Several years ago, Daniel and I went to Paris.  It was our first time, and predictably, I fell in love with the City of Lights.  I remember the first time I tried that famous French confection, the macaron. We had taken the train from Paris out to Versailles, the country estate of the kings of France, and in the entrance of Versailles, there was an outlet of Laduree, the most famous of French macarons provisioners. This jewel-box of a store was a vision of pastels, with elegant tiered displays of the most beautiful macarons you’ve ever seen. We indulged by purchasing a small box.  After lunch that day, sitting by one of Versailles’ many gilded fountains, we opened the signature mint green box and feasted our eyes on the jewel-toned macarons: raspberry, mango, lemon, pistachio, hazelnut, chocolate.  We each took a bite and savored the delicate crunch of the macaron against its soft buttercream filling.  It was a perfect Paris moment.

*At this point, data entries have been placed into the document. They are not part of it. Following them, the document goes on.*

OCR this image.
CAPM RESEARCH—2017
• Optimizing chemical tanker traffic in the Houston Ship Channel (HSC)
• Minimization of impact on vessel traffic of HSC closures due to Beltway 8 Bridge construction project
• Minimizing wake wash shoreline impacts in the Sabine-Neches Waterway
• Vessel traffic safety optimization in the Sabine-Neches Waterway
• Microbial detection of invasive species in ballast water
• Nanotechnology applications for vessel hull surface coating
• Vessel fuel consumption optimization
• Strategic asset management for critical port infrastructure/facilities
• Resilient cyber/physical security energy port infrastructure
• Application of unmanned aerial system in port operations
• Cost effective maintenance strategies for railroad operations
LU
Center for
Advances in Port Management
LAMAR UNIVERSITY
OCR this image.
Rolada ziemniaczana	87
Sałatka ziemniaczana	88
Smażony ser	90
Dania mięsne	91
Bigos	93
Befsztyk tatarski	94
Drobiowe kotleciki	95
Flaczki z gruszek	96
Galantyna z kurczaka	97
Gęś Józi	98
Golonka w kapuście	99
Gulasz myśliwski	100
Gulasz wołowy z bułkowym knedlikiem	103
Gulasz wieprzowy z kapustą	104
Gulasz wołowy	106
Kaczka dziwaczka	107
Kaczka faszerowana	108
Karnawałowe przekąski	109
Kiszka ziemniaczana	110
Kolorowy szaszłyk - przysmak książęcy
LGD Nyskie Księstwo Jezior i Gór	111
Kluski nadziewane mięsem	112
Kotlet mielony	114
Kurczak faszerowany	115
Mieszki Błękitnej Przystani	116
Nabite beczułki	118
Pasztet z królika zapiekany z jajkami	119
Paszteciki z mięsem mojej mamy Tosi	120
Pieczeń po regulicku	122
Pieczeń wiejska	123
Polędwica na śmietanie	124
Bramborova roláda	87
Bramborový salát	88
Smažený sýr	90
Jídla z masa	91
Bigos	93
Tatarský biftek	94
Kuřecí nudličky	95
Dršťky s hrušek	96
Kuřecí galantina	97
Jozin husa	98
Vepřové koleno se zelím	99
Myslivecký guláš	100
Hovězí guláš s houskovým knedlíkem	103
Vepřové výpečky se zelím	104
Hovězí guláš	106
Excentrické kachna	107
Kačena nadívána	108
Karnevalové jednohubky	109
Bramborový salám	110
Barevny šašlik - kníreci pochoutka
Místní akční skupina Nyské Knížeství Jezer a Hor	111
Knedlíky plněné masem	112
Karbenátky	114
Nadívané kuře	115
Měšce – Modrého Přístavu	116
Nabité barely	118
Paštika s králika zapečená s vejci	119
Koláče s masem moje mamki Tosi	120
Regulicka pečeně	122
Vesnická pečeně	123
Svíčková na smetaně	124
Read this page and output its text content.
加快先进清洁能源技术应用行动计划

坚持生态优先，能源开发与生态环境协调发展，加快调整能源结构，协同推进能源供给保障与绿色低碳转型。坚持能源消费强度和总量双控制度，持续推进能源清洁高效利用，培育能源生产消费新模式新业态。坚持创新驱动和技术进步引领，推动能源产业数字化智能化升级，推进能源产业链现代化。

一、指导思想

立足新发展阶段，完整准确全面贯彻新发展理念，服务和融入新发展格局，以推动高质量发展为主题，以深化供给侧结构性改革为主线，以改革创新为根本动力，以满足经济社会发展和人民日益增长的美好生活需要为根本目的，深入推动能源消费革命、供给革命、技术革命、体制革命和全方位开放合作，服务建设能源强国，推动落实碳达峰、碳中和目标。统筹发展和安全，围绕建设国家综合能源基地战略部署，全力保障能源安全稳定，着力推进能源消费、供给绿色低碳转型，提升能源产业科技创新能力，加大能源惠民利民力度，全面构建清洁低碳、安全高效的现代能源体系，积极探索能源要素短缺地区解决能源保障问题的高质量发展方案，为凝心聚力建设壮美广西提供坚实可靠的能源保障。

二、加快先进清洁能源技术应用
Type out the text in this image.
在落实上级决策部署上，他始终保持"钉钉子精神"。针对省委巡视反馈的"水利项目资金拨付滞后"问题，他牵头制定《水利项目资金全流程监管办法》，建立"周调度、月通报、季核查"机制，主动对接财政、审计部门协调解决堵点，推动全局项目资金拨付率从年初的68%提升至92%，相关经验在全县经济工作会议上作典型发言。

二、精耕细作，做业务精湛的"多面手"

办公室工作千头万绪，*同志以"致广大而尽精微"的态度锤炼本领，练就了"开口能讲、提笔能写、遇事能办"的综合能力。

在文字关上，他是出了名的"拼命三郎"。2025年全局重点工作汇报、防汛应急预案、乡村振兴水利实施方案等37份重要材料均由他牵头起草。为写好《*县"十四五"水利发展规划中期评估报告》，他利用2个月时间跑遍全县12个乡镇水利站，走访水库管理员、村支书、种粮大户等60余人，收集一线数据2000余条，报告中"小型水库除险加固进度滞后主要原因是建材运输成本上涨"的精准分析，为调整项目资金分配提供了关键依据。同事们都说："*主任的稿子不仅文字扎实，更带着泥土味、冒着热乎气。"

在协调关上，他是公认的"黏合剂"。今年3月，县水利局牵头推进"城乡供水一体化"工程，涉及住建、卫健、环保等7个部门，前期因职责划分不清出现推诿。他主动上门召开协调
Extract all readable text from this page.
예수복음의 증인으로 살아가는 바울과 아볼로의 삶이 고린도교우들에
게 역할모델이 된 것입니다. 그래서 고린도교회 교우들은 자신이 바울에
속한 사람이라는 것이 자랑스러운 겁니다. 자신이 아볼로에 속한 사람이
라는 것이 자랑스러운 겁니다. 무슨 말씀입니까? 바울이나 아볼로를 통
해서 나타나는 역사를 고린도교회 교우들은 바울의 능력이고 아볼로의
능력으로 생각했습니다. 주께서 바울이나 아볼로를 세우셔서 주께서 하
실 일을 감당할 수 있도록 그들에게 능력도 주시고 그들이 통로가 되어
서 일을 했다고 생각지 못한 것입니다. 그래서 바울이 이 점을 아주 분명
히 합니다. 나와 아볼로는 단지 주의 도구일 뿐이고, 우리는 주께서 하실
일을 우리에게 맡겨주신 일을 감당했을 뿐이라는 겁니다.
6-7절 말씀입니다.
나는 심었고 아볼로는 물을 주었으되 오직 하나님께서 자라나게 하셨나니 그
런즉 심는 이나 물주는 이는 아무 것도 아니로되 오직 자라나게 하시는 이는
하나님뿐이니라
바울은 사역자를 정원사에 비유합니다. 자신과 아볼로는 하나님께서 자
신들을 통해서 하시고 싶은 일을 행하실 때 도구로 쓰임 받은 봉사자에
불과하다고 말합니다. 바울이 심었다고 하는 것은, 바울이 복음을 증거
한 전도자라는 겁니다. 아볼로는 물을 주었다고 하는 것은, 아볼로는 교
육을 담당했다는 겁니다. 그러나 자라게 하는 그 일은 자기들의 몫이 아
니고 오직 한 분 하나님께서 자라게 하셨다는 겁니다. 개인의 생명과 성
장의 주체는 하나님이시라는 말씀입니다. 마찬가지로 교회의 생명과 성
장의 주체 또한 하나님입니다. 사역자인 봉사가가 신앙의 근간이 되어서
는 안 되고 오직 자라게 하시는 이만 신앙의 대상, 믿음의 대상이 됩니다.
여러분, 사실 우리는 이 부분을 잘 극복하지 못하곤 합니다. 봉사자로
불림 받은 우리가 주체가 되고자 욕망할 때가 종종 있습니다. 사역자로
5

When we got back to the States, I sought to recreate that macaron moment for Dragon and Hannah.  We looked up a recipe and read it out loud.  We found a Fine Cooking video of pasty chef Joanne Chang making classic French macarons: beat the egg whites until PERFECTLY fluffy, FOLD the almond meal into the egg whites, but don’t OVERFOLD or you’ll deflate them.  With a pastry bag, pipe PERFECT circles onto a baking sheet… the instructions went on and on, with lots of warnings and caveats.  We watched that video half a dozen times, but instead of making me more confident, the voluminous instructions started to overwhelm me.  I didn’t have any of the equipment to make this easy — no stand mixer to whip the eggs, no pastry bag.  So before I started, I had already given up.

But by this time, I had filled my kids with promises of the colorful cookies made in all their favorite flavors, and they were ready to take this on.  Dragon, who was about 11, came up and put his arm around me.  “Mom,” he said, “we can do this. We’ve watched the video, we know what to do.  It’s a cookie.  It’ll be fine.”

And so it was.  With his quiet confidence, Dragon was able to sweep away my perfectionism, my fear of wanting so badly to get it right.  It’s not that perfectionism is terrible — holding yourself to high standards can be a good thing.  To be honest, I used to be kind of proud that I was a perfectionist.  But as I got older, I realized that perfectionism is a straight path to fear — fear of not doing it right, fear of the embarrassment of failing — and that’s all a fear of judgment.  Perfectionism isn’t a good thing — it’s a handicap.  It’s an impediment to trying new things.

Dragon always had an easy-going self confidence about him.  It’s not that he feared failing, it was more that he was unafraid to try.  You didn’t have to do things perfectly, not the first time around.  What was the worse that could happen?  You’d scrap what you started and just start again!  It’s a trait and a belief that I have to credit Daniel for instilling in our children: Don’t be afraid of looking silly.  No one’s looking at you anyway.  Just try, and learn.  And so, Dragon and Hannah tried a lot of new things — public speaking, lego robotics, Tae Kwon Do, computer programming, jazz trombone, swimming an ocean mile.  Some things stuck, some things didn’t.  But Dragon didn’t get hung up on whether he would excel, and because of that attitude, he often did.

As parents, we don’t normally think that we learn from our children.  It’s our job, we believe, to teach them, not the other way around. But, in raising Dragon and Hannah, we’ve had to come to terms with deficiencies in ourselves.  Sometimes we’re lucky and can correct our behavior before passing along our faults.  Other times, we see our faults in our children, and how unattractive is that?!  But every now and then, we find that our children teach us how to be better versions of ourselves.  Thank you, Dragon, for being my teacher.  You were the child that first taught me how to be a mom.  I am still learning from you even now.